Based on the above findings, this paper further proposes the following targeted carbon reduction policy recommendations:

  1. (1)

    The effect of economic growth is the main factor that promotes the increase of regional carbon emissions. Therefore, it is necessary to change the mode of economic growth, pay attention to the impact of population migration and labor loss, pay attention to the cultivation of talents and the research and development of new technologies, support the development of a digital economy, and develop high-tech industry, vigorously develop a low-carbon economy.

  2. (2)

    Pay attention to the different impacts of various factors on regional carbon emissions. Select key policy measures to reduce carbon emissions based on regional characteristics.
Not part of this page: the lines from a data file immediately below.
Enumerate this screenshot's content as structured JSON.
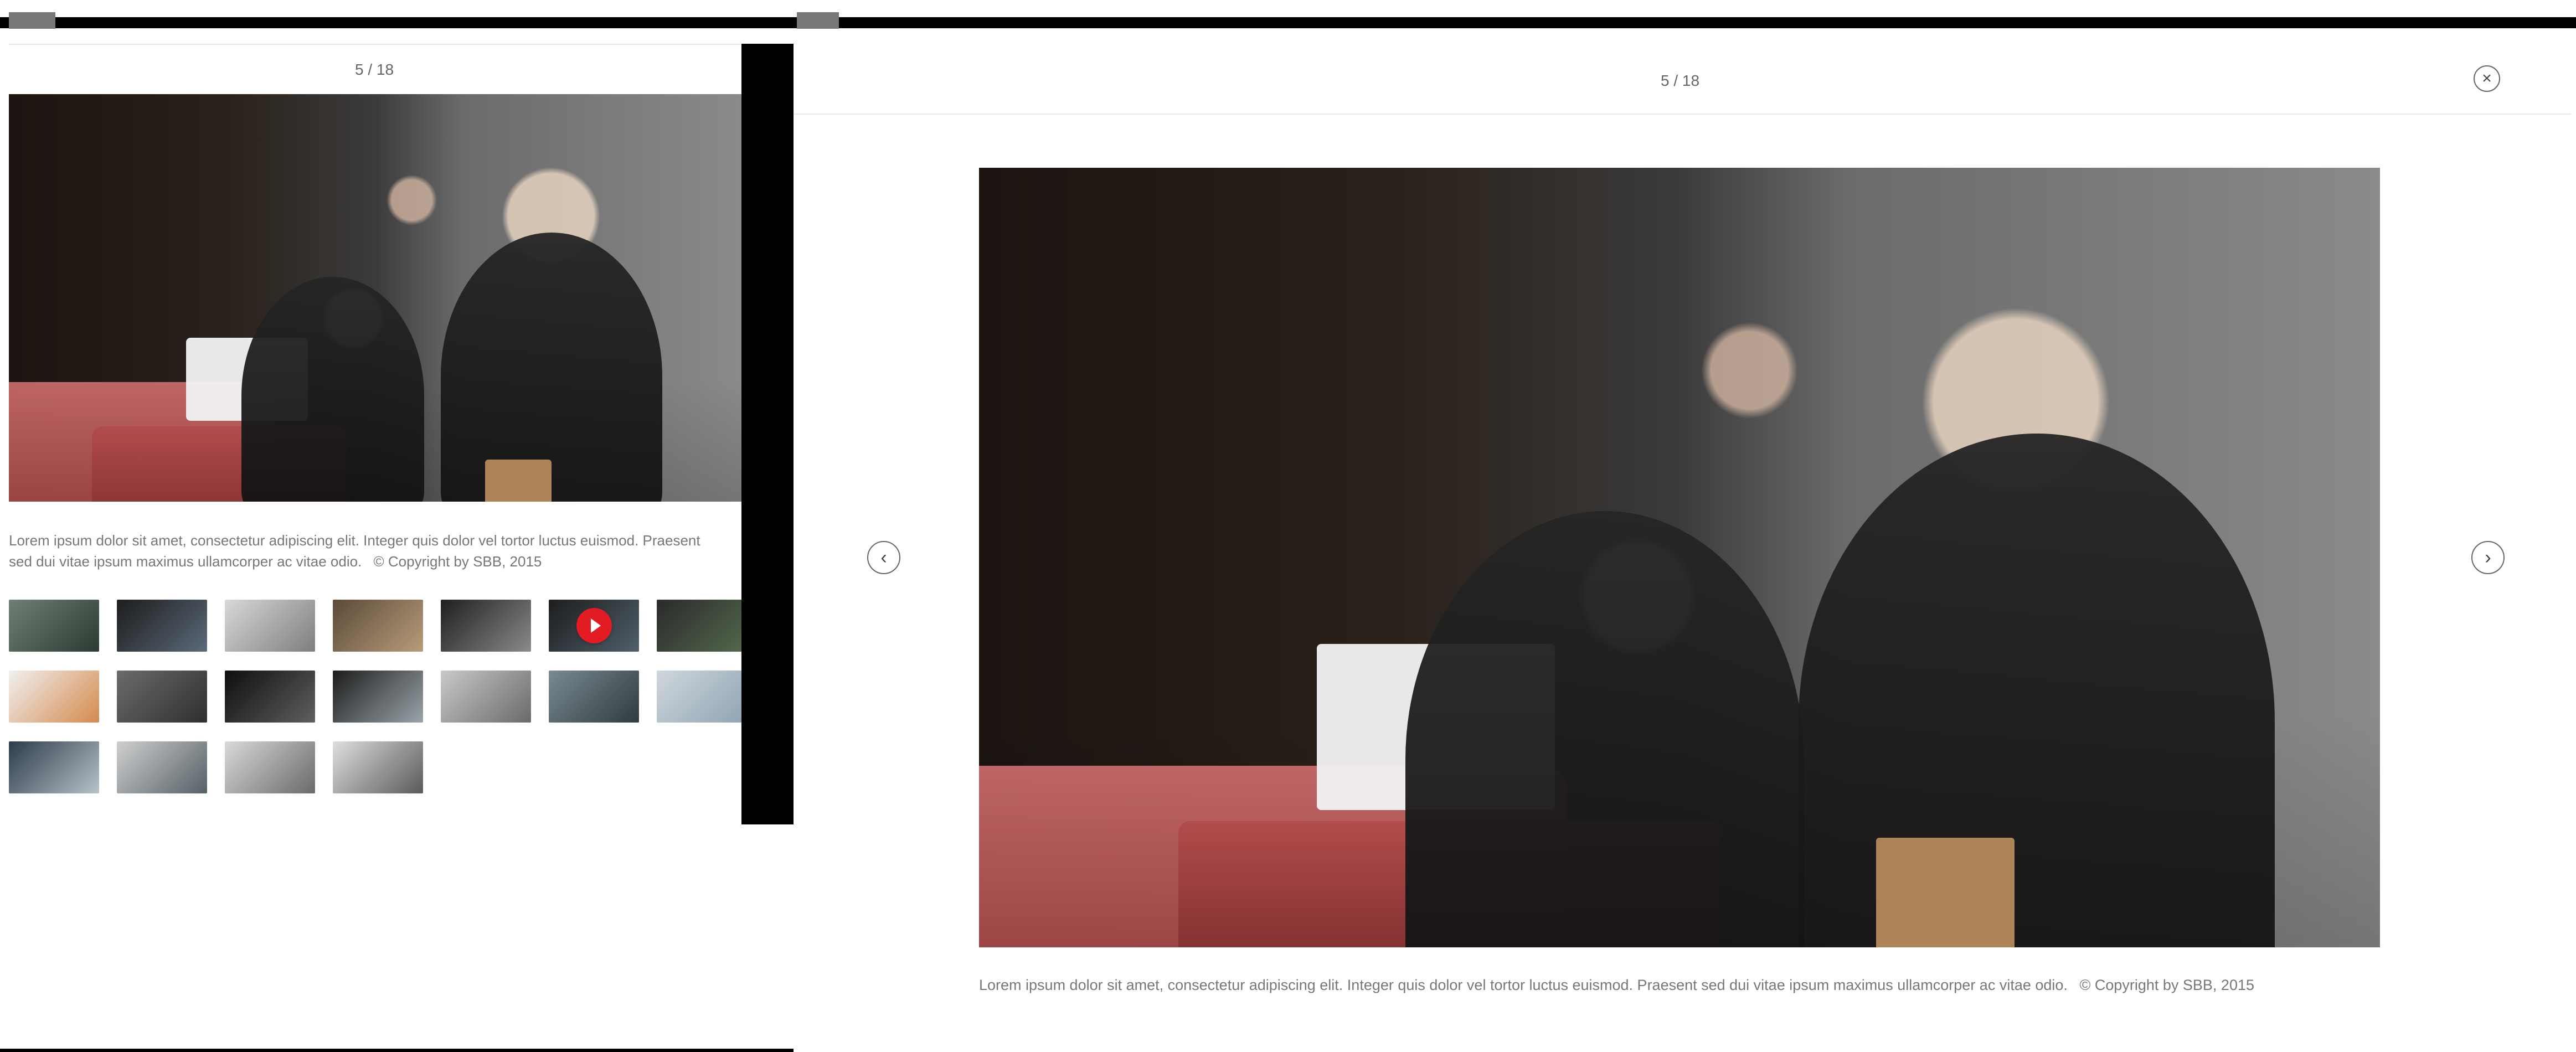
{
  "left_panel": {
    "counter": "5 / 18",
    "caption_line_1": "Lorem ipsum dolor sit amet, consectetur adipiscing elit. Integer quis dolor vel tortor luctus euismod. Praesent",
    "caption_line_2": "sed dui vitae ipsum maximus ullamcorper ac vitae odio.",
    "caption_copyright": "© Copyright by SBB, 2015",
    "thumbnails": {
      "count": 18,
      "active_index": 5,
      "video_index": 6
    }
  },
  "right_panel": {
    "counter": "5 / 18",
    "caption": "Lorem ipsum dolor sit amet, consectetur adipiscing elit. Integer quis dolor vel tortor luctus euismod. Praesent sed dui vitae ipsum maximus ullamcorper ac vitae odio.",
    "caption_copyright": "© Copyright by SBB, 2015",
    "icons": {
      "close": "close-icon",
      "prev": "chevron-left-icon",
      "next": "chevron-right-icon"
    }
  },
  "colors": {
    "accent_red": "#e31b23",
    "divider": "#e9e9e9",
    "text": "#666666"
  }
}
It is necessary to pay attention to the role of environmental regulation and implement environmental protection standards and environmental protection laws and regulations. It is also necessary to optimize the industrial structure and energy consumption structure according to the regional industrial characteristics and resource endowments, and promote the upgrading of industrial structure and green development. For example, for old industrial areas, such as the Northeast Economic Zone, adjusting the industrial structure and appropriately shifting the industrial center of gravity will help to rejuvenate new opportunities.

  3. (3)

    When formulating energy conservation and emission reduction policies, the synergistic emission reduction effect between regions should also be considered. It is necessary to make timely adjustments based on the contribution of carbon emission reduction driving factors in each economic zone and also to coordinate with China’s "14th Five-Year Plan" for a unified layout. At the same time, we must pay close attention to the promotion of "carbon trading" as a market-based emission reduction method to avoid fragmentation.

As mentioned in the full paper, while this paper innovatively considers the impact of environmental regulation on carbon emissions, it does not include all the influencing factors. In future studies, we can try to consider more influential factors, such as digital technology, digital ubiquity, etc. Financial benefits, etc., to obtain more comprehensive results (Supplementary Information).